Calculate the cardinality of the union of all two-intersections

Question

Suppose we have the classic inclusion-exclusion problem setup: we have a superset $S$, and $k$ sets $A_1,A_2,\dots,A_k$. We know $|S|, \forall_i (|A_i|=c_1), \forall_{i,j}(|A_i\cap A_j|=c_2), \dots, |\bigcap_{i=1}^k A_{i}|=c_k$. Now I want to calculate $$\vert\bigcup_{i<j}(A_i\cap A_j)\rvert$$ When $k=2$ it is trivial and the answer is $c_2$, when $k=3$, it seems the answer is $3c_2-2c_3$, but for larger $k$, I can't get a correct answer. I have also tried to work backward from the union of all $k-1$ intersections, etc. Any help is appreciated.

Answer 1

You can do it by induction on $k$. When the $(A_i)$ verify the properties you described, let us say that they check the property $P_k(c_1,\ldots,c_k)$. We want to prove that in this case, $$ \left|\bigcup_{1 \leqslant i < j \leqslant k} A_i \cap A_j\right| = f_k(c_1,\ldots,c_k), $$ for some function $f_k$. As you wrote it, we have $f_2(c_1,c_2) = c_2$.
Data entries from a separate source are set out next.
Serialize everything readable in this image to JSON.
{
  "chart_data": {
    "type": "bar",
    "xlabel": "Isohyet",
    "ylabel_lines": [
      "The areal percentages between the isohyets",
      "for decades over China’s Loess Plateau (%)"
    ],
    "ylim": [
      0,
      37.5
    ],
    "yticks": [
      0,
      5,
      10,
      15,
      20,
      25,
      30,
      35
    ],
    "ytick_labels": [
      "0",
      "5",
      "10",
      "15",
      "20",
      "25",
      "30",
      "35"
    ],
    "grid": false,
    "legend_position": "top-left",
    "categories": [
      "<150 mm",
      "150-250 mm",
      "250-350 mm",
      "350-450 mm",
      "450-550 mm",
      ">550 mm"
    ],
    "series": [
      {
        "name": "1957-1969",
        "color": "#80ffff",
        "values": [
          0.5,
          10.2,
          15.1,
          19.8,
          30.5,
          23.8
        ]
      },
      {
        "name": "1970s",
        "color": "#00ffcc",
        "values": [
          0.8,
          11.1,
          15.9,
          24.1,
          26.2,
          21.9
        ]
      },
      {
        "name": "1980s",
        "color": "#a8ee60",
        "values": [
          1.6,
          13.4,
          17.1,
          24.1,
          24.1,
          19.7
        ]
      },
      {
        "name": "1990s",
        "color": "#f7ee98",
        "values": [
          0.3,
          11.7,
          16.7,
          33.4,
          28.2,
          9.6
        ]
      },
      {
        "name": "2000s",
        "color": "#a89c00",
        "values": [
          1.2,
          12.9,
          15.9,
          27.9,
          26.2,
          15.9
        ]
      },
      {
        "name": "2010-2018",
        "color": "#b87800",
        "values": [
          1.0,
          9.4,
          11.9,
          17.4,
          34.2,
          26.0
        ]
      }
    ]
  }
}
Assume that such an $f_{k - 1}$ exists at rank $k - 1$. We have, $$ \bigcup_{1 \leqslant i < j \leqslant k} A_i \cap A_j = \bigcup_{1 \leqslant i < j \leqslant k - 1} A_i \cap A_j \cup \bigcup_{1 \leqslant i \leqslant k - 1} A_i \cap A_k. $$ Let $$ B = \bigcup_{1 \leqslant i < j \leqslant k} A_i \cap A_j, \qquad C = \bigcup_{1 \leqslant i < j \leqslant k - 1} A_i \cap A_j, \qquad D = \bigcup_{1 \leqslant i \leqslant k - 1} A_i \cap A_k. $$ Therefore, $B = C \cup D$. Notice that $(A_1,\ldots,A_{k - 1})$ verify $P_{k - 1}(c_1,\ldots,c_{k - 1})$, thus by induction, $|C| = f_{k - 1}(c_1,\ldots,c_{k - 1})$. To compute $|D|$, use the Poincaré formula, $$ |D| = \sum_{j = 1}^{k - 1} (-1)^{j - 1}\sum_{1 \leqslant i_1 < \cdots < i_j \leqslant k - 1} |A_{i_1} \cap \cdots \cap A_{i_j} \cap A_k| = \sum_{j = 1}^{k - 1} (-1)^{j - 1}\binom{k - 1}{j}c_{j + 1} $$ And for the cardinality of $C \cap D$, notice that $x \in C \cap D$ is equivalent to $x \in A_i$ and $x \in A_j$ for two distinct $1 \leqslant i < j \leqslant k - 1$ and $x \in A_i \cap A_k$ for some $i$. $x \in A_i$ is automatically fullfilled by the first condition, thus $x \in C \cap D$ is equivalent to : $x$ belongs to at least two $A_i$ ($i \leqslant k - 1$) and $x \in A_k$. Finally, $$ C \cap D = \bigcup_{1 \leqslant i < j \leqslant k - 1} A_i \cap A_j \cap A_k = \bigcup_{1 \leqslant i < j \leqslant k - 1} (A_i \cap A_k) \cap (A_j \cap A_k) $$ Now, notice that $(A_1 \cap A_k,\ldots,A_{k - 1} \cap A_k)$ verify $P_{k - 1}(c_2,\ldots,c_k)$ so by induction, $|C \cap D| = f_{k - 1}(c_2,\ldots,c_k)$. Finally, $f_k$ exists and, $$ f_k(c_1,\ldots,c_k) = f_{k - 1}(c_1,\ldots,c_{k - 1}) - f_{k - 1}(c_2,\ldots,c_k) + \sum_{j = 1}^{k - 1} (-1)^{j - 1}\binom{k - 1}{j}c_{j + 1}. $$ For example, we find the result you gave with $k = 3$, $$ f_3(c_1,c_2,c_3) = f_2(c_1,c_2) - f_2(c_2,c_3) + 2c_2 - c_3 = c_2 - c_3 + 2c_2 - c_3 = 3c_2 - 2c_3 $$ Moreover, a trivial induction show that $f_k$ is a linear form in $(c_2,\ldots,c_k)$ with coefficients in $\mathbb{Z}$ (it doesn't depend on $c_1$ and the hypothesis that all $A_i$ have the same cardinality is actually useless). However, the recursion formula is quite complicated and I don't think we can explicite $f_k$ for all $k$, but we can do it at least for small values of $k$ thanks to the induction formula.